28. The method of claim 26, wherein the agent is a small molecule, a polypeptide or a nucleic acid.
29. The method of claim 23, wherein the one or more cells are in vitro cells.
30. The method of claim 23, wherein the cell is a cell from a subject.
31. The method of claim 23 wherein the cell is in a subject.
32. A method for identifying an agent that modulates m6A methylation in a non-human transgenic animal comprising:
(a) contacting a non-human transgenic animal that comprises the expression system of claim 15 with an agent;
(b) detecting expression of the reporter protein, wherein a decrease in expression of the reporter protein as compared to expression of the reporter protein in the absence of the agent indicates the agent decreases m6A methylation, and wherein an increase in expression of the reporter protein as compared to expression of the reporter protein in the absence of the agent indicates the agent increases m6A methylation.
33. A method for identifying an agent that inhibits METTL3-dependent methylation in a non-human transgenic animal comprising:
(a) contacting a non-human transgenic animal that comprises the expression system of claim 15 with an agent;
(b) detecting expression of the reporter protein, wherein a decrease in expression of the reporter protein as compared to expression of the reporter protein in the absence of the agent indicates the agent inhibits METTL3-dependent methylation.
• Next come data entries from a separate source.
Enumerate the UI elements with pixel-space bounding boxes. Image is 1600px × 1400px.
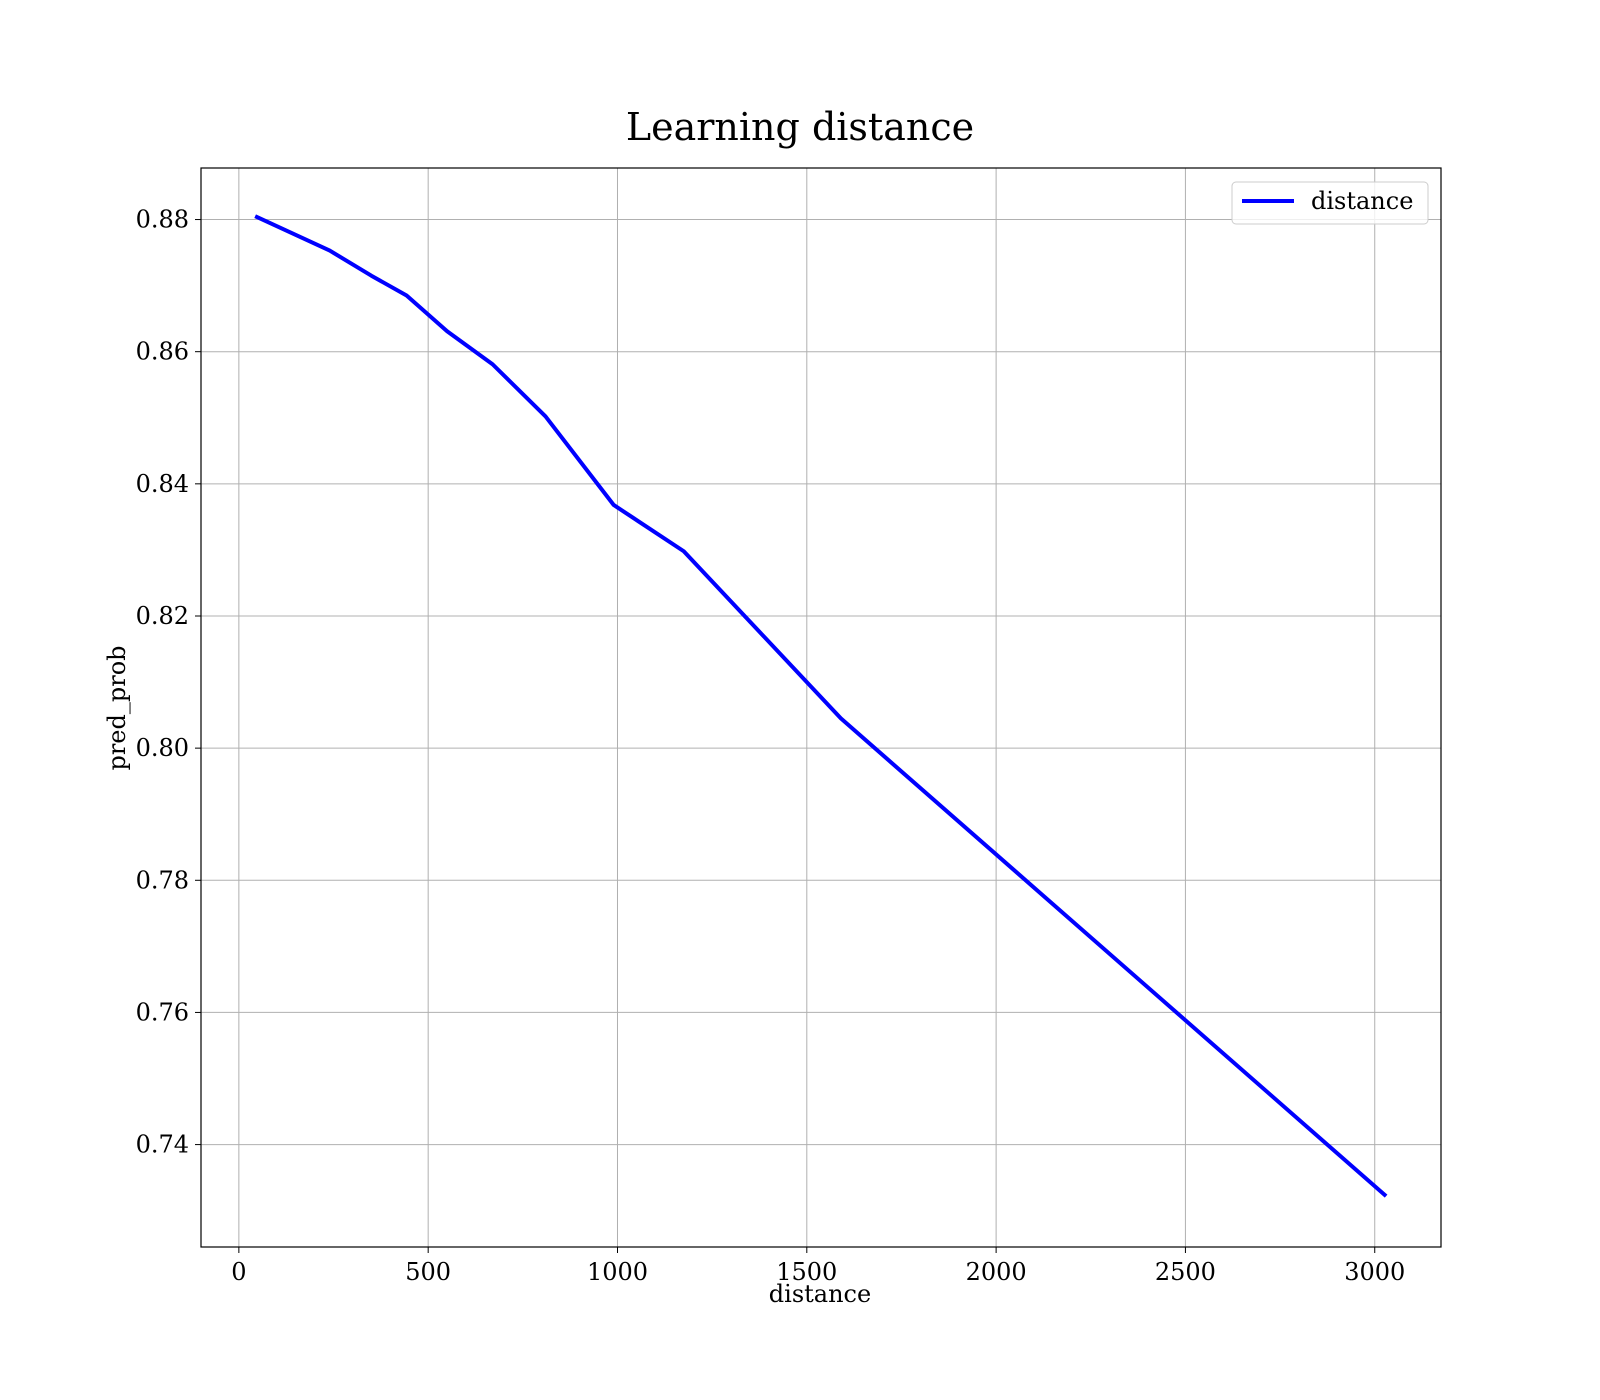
y-tick-label: 0.88 — [136, 206, 189, 234]
y-tick-label: 0.82 — [136, 602, 189, 630]
x-tick-label: 2000 — [966, 1258, 1027, 1286]
legend: distance — [1231, 181, 1429, 225]
x-tick-label: 1000 — [587, 1258, 648, 1286]
chart-title: Learning distance — [626, 105, 974, 149]
x-tick-label: 2500 — [1155, 1258, 1216, 1286]
grid-lines — [201, 168, 1441, 1247]
x-axis-label: distance — [769, 1280, 871, 1308]
y-tick-label: 0.76 — [136, 998, 189, 1026]
y-tick-label: 0.86 — [136, 338, 189, 366]
y-axis-label: pred_prob — [103, 645, 131, 770]
series-line-distance — [254, 214, 1388, 1198]
y-tick-label: 0.84 — [136, 470, 189, 498]
legend-box — [1231, 181, 1429, 225]
y-tick-label: 0.78 — [136, 866, 189, 894]
y-tick-label: 0.74 — [136, 1131, 189, 1159]
plot-frame — [200, 167, 1442, 1248]
x-tick-label: 500 — [405, 1258, 451, 1286]
x-tick-label: 1500 — [776, 1258, 837, 1286]
x-tick-label: 0 — [231, 1258, 246, 1286]
legend-label-distance: distance — [1311, 187, 1413, 215]
series-layer — [254, 214, 1388, 1198]
x-tick-label: 3000 — [1344, 1258, 1405, 1286]
y-tick-label: 0.80 — [136, 734, 189, 762]
axis-ticks: 0 500 1000 1500 2000 2500 3000 0.74 0.76 0.78 0.80… — [136, 206, 1406, 1286]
34. The method of claim 32, wherein the expression system is expressed in a cell-specific or tissue-specific manner in the non-human transgenic animal.
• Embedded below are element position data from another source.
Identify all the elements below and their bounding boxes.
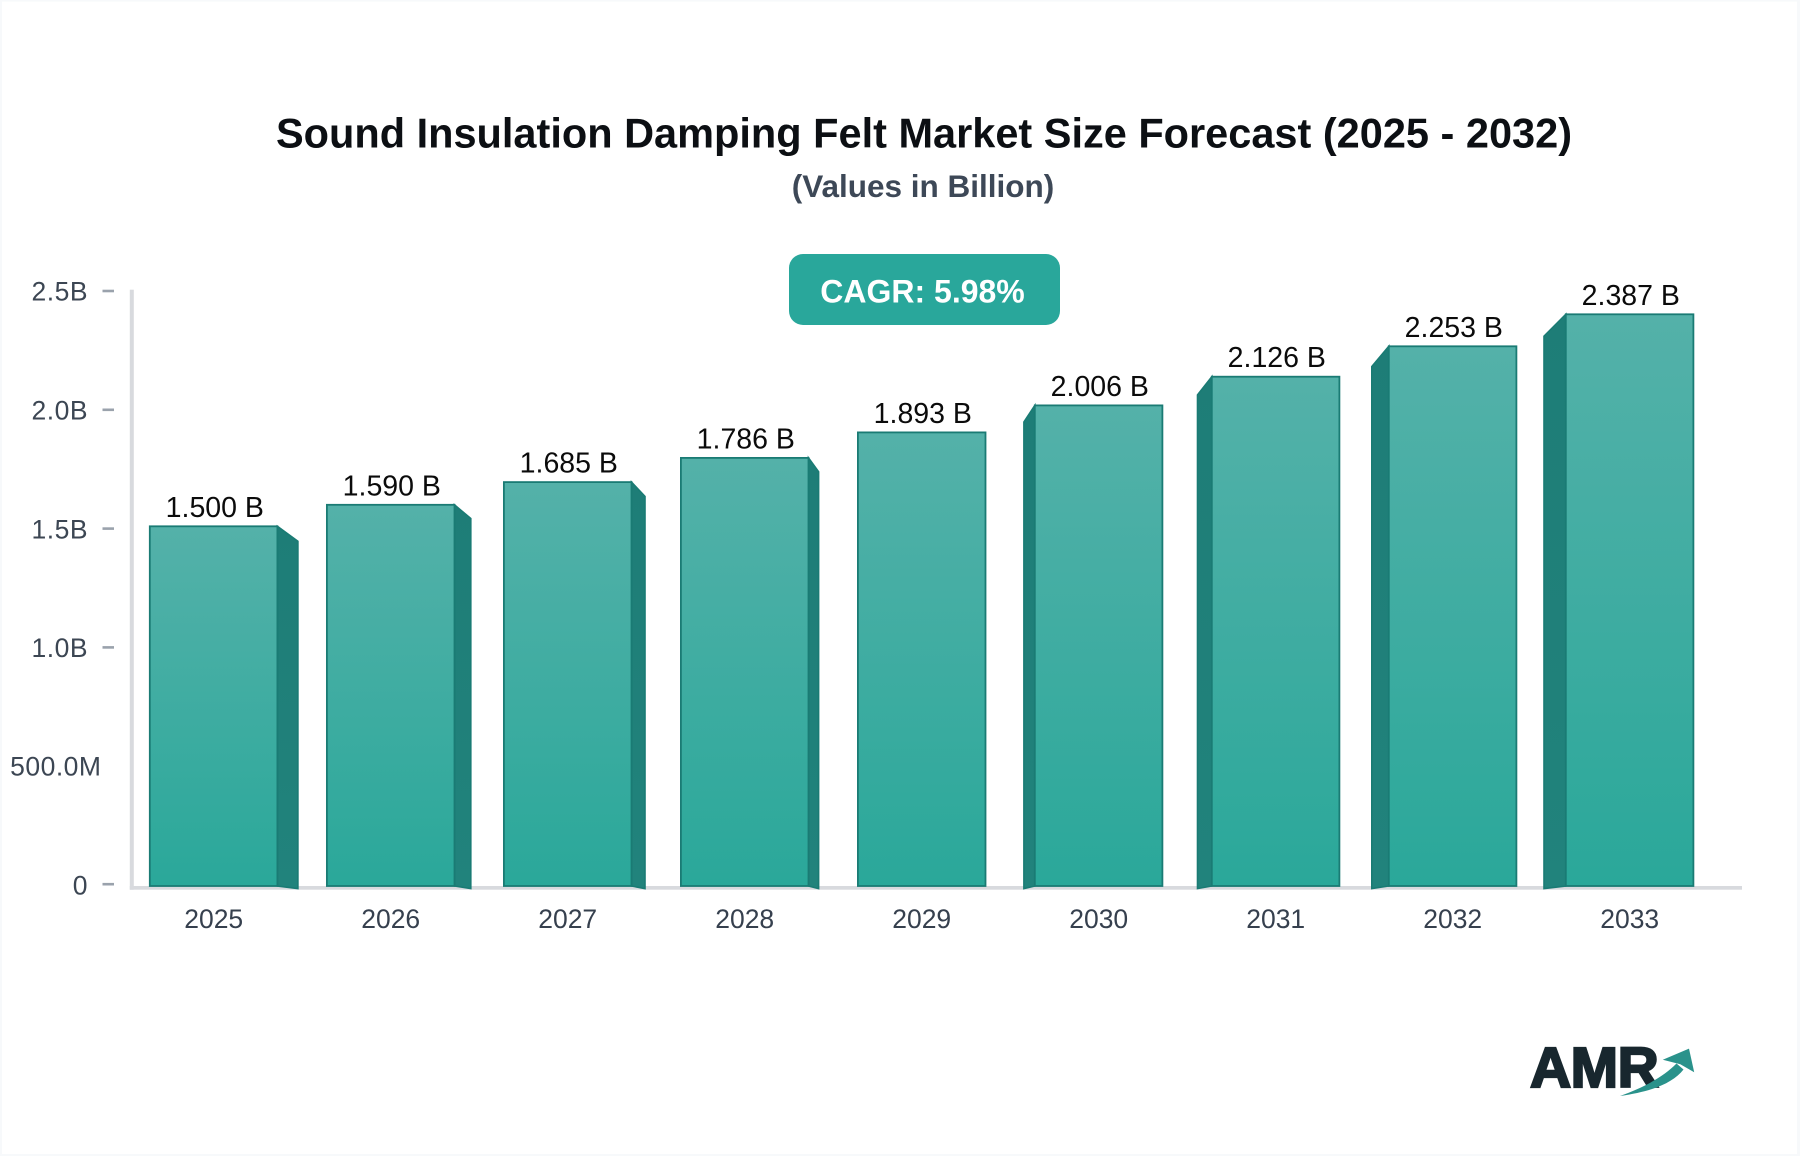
svg-text:2.253 B: 2.253 B xyxy=(1405,312,1503,344)
svg-text:2025: 2025 xyxy=(184,904,243,934)
svg-text:2030: 2030 xyxy=(1069,904,1128,934)
svg-text:Sound Insulation Damping Felt: Sound Insulation Damping Felt Market Siz… xyxy=(276,110,1572,157)
svg-text:2032: 2032 xyxy=(1423,904,1482,934)
svg-text:2.126 B: 2.126 B xyxy=(1228,342,1326,374)
svg-text:(Values in Billion): (Values in Billion) xyxy=(792,168,1055,204)
svg-text:2031: 2031 xyxy=(1246,904,1305,934)
svg-text:1.5B: 1.5B xyxy=(31,514,88,544)
svg-text:2027: 2027 xyxy=(538,904,597,934)
svg-text:2029: 2029 xyxy=(892,904,951,934)
svg-text:1.0B: 1.0B xyxy=(31,633,88,663)
svg-text:2026: 2026 xyxy=(361,904,420,934)
svg-text:CAGR: 5.98%: CAGR: 5.98% xyxy=(820,273,1025,309)
svg-text:2.5B: 2.5B xyxy=(31,277,88,307)
svg-text:1.590 B: 1.590 B xyxy=(343,470,441,502)
svg-text:1.893 B: 1.893 B xyxy=(874,398,972,430)
svg-text:2.0B: 2.0B xyxy=(31,396,88,426)
svg-text:2033: 2033 xyxy=(1600,904,1659,934)
svg-text:1.500 B: 1.500 B xyxy=(166,492,264,524)
svg-text:0: 0 xyxy=(73,871,88,901)
svg-text:2028: 2028 xyxy=(715,904,774,934)
svg-text:2.006 B: 2.006 B xyxy=(1051,371,1149,403)
svg-text:1.685 B: 1.685 B xyxy=(520,448,618,480)
svg-text:500.0M: 500.0M xyxy=(10,752,101,782)
svg-text:1.786 B: 1.786 B xyxy=(697,423,795,455)
svg-text:2.387 B: 2.387 B xyxy=(1582,280,1680,312)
35. The method of claim 23, further comprising isolating RNA from the one or more cells, amplifying one or more target sequences in the RNA, and identifying cytidine to uridine deamination at sites adjacent to one or more m6A residues in the one or more target sequences.
36. The method of claim 34, wherein the one or more target sequences are amplified by reverse transcriptase polymerase chain reaction (RT-PCR).
37. The method of claim 34, wherein cytidine to uridine deamination is identified by sequencing the one or more target sequences.
38. The method of claim 32, further comprising isolating RNA from one or more cells of the non-human transgenic animal, amplifying one or more target sequences in the RNA, and identifying cytidine to uridine deamination at sites adjacent to one or more mA residues in the one or more target sequences.
39. The method of claim 38, wherein the one or more target sequences are amplified by reverse transcriptase polymerase chain reaction (RT-PCR).
40. The method of claim 38, wherein cytidine to uridine deamination is identified by sequencing the one or more target sequences.
41. A kit comprising the expression system of claim 1.